Shoji Sato observe heureusement la naissance d'un nouveau terrain de jeu : l'Asie. Les orchestres principaux du Japon tournent très régulièrement en Chine ou en Corée du Sud. "C'est une très bonne chose car il y a une demande de plus en plus forte en Asie. Et cela permet à nos orchestres de travailler davantage pour améliorer leur niveau et pourquoi pas un jour intéresser les tourneurs européens ? "

La salle du Bunka Kaikan de Tokyo, l'une des nombreuses salles de concert du Japon à avoir été conçue dans les années 60. (© Victor Tribot Laspière / France Musique)
La salle du Bunka Kaikan de Tokyo, l'une des nombreuses salles de concert du Japon à avoir été conçue dans les années 60. (© Victor Tribot Laspière / France Musique)

Malgré les craintes des professionnels de la musique au Japon,tous reconaissent qu'elle se porte plutôt bien et mieux qu'ailleurs. L'une des grandes chances de la musique classique au Japon est qu'elle n'a pas souffert de la même image bourgeoise et élitiste trop souvent véhiculée chez nous. La musique classique est plus populaire, aller au concert est quelque chose de plutôt naturel. Un constat qui émane vraisemblablement de cette politique éducative menée depuis 1958.

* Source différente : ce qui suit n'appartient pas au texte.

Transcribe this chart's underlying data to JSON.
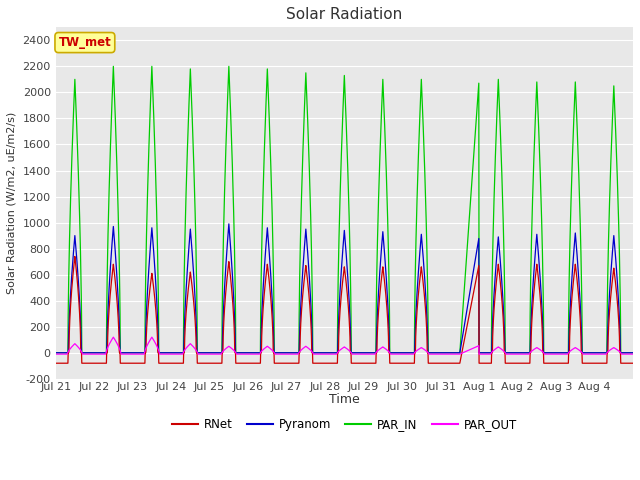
{
  "title": "Solar Radiation",
  "ylabel": "Solar Radiation (W/m2, uE/m2/s)",
  "xlabel": "Time",
  "ylim": [
    -200,
    2500
  ],
  "yticks": [
    -200,
    0,
    200,
    400,
    600,
    800,
    1000,
    1200,
    1400,
    1600,
    1800,
    2000,
    2200,
    2400
  ],
  "x_tick_labels": [
    "Jul 21",
    "Jul 22",
    "Jul 23",
    "Jul 24",
    "Jul 25",
    "Jul 26",
    "Jul 27",
    "Jul 28",
    "Jul 29",
    "Jul 30",
    "Jul 31",
    "Aug 1",
    "Aug 2",
    "Aug 3",
    "Aug 4"
  ],
  "colors": {
    "RNet": "#cc0000",
    "Pyranom": "#0000cc",
    "PAR_IN": "#00cc00",
    "PAR_OUT": "#ff00ff"
  },
  "fig_bg": "#ffffff",
  "plot_bg": "#e8e8e8",
  "grid_color": "#ffffff",
  "annotation_text": "TW_met",
  "annotation_bg": "#ffff99",
  "annotation_border": "#ccaa00",
  "n_days": 15,
  "pts_per_day": 144,
  "par_in_peaks": [
    2100,
    2200,
    2200,
    2180,
    2200,
    2180,
    2150,
    2130,
    2100,
    2100,
    0,
    2100,
    2080,
    2080,
    2050
  ],
  "pyr_peaks": [
    900,
    970,
    960,
    950,
    990,
    960,
    950,
    940,
    930,
    910,
    0,
    890,
    910,
    920,
    900
  ],
  "rnet_peaks": [
    740,
    680,
    610,
    620,
    700,
    680,
    670,
    660,
    660,
    660,
    0,
    680,
    680,
    680,
    650
  ],
  "par_out_peaks": [
    80,
    130,
    130,
    80,
    60,
    60,
    60,
    55,
    55,
    50,
    50,
    55,
    50,
    50,
    50
  ],
  "night_rnet": -80,
  "night_par_out": -10,
  "pulse_halfwidth": 0.18,
  "figsize": [
    6.4,
    4.8
  ],
  "dpi": 100
}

Autre phénomène intrigant, celui de l'amour que porte le pays pour la Neuvième symphonie de Beethoven, la Daiku en japonais. Chaque année au mois de décembre, la symphonie est jouée partout dans l'archipel, par des amateurs et des professionnels, pour célébrer l'arrivée de l'hiver et la fin de l'année. Un phénomène plutôt unique au monde qui en dit long sur la place naturelle que s'est faite la musique classique occidentale au pays du Soleil-Levant.